Wednesday, November 23, 2016

And Then There Were None

Princess left the planet sometime Sunday/Monday. I have no cats, now.

I've lost 4 cats in the past two years. I've also lost 3 people in my life, and a few other things that mattered to me. It's been 2 years of non-stop grief.

Back to Princess...
I'd taken her to a friend's house to spend my vacation with some noise and company, as she was the only cat left, and this is the first time I've gone out of town since she's been alone. And I'm gone for ten days. I didn't want her to be lonely. She seemed to be settling in OK and adjusting for the nonce. I'd included my favorite couch blanket that she and I shared, so she would have my smells. She had litter box, all her favorite foods, and two favorite toys.

Monday, just as I was packing the car to leave for my transport, I got a call from my friend that she'd passed.

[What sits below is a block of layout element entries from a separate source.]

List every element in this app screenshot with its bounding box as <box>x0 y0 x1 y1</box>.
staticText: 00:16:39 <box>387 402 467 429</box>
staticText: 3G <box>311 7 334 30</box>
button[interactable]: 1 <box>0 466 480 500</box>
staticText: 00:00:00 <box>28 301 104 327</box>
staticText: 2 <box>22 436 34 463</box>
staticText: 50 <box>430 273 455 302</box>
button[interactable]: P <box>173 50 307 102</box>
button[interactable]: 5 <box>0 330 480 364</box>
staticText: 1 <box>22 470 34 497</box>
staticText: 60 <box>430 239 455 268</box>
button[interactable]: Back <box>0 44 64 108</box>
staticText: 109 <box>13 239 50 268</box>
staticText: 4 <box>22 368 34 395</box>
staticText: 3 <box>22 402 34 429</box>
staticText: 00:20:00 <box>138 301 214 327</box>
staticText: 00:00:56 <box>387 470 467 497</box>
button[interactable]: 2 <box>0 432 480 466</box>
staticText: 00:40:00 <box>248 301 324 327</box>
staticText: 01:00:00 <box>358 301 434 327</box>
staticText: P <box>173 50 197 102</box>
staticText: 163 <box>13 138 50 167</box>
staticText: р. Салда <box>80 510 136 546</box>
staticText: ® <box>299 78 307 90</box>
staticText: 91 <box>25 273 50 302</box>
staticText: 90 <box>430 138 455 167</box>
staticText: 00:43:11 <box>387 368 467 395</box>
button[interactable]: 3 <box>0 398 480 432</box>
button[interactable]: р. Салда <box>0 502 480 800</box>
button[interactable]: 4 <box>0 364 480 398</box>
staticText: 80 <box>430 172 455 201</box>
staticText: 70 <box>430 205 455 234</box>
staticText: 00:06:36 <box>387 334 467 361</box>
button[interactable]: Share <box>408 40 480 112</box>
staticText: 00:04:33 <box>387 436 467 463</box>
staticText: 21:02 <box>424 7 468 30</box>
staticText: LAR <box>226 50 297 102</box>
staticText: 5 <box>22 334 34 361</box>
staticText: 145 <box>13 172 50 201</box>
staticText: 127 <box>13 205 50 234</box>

She appeared to have been looking out the window and either had a stroke or seizure. She was in the middle of the floor, spread out and gone.

I usually have a sense when a cat leaves. In this instance, I didn't have anything. No "goodbye," "I'm leaving" or anything. I didn't sleep well because I never do. All day, while traveling, I wanted to roll up into a little ball and cry.

I got here, at my destination, and shared on Facebook, with a couple friends and so on. It seemed to be the thing to do.

I'm so grateful my friend was able to care for Princess' remains. I couldn't. I didn't have time.

I know that when everything leaves, there is a reason. I don't know what the next stage will bring, but it hurts to move away from the familiar. It hurts to let go.

I've decided that I'll clean all the cat hair out of the apartment, and go through the cat toys. There are some I can toss, others I can pass on to some cat owners I know. I have an entire box of cat stuff - salmon oil and such, that I can toss. I need a good housecleaning there. So, now is a good time.

Come February, I will look for another cat. I'll be in a position to know if I'm staying where I'm living or if I'll be moving again.

I don't know if my next cat will be a grown cat, rescue, kitten, or even a dog. I have no idea. That's then and this is now. I hope for a cat because cats are my favorites, but a dog would be good for exercise. I had a cat and a dog once, and the cat would walk the dog with me. He was a hoot!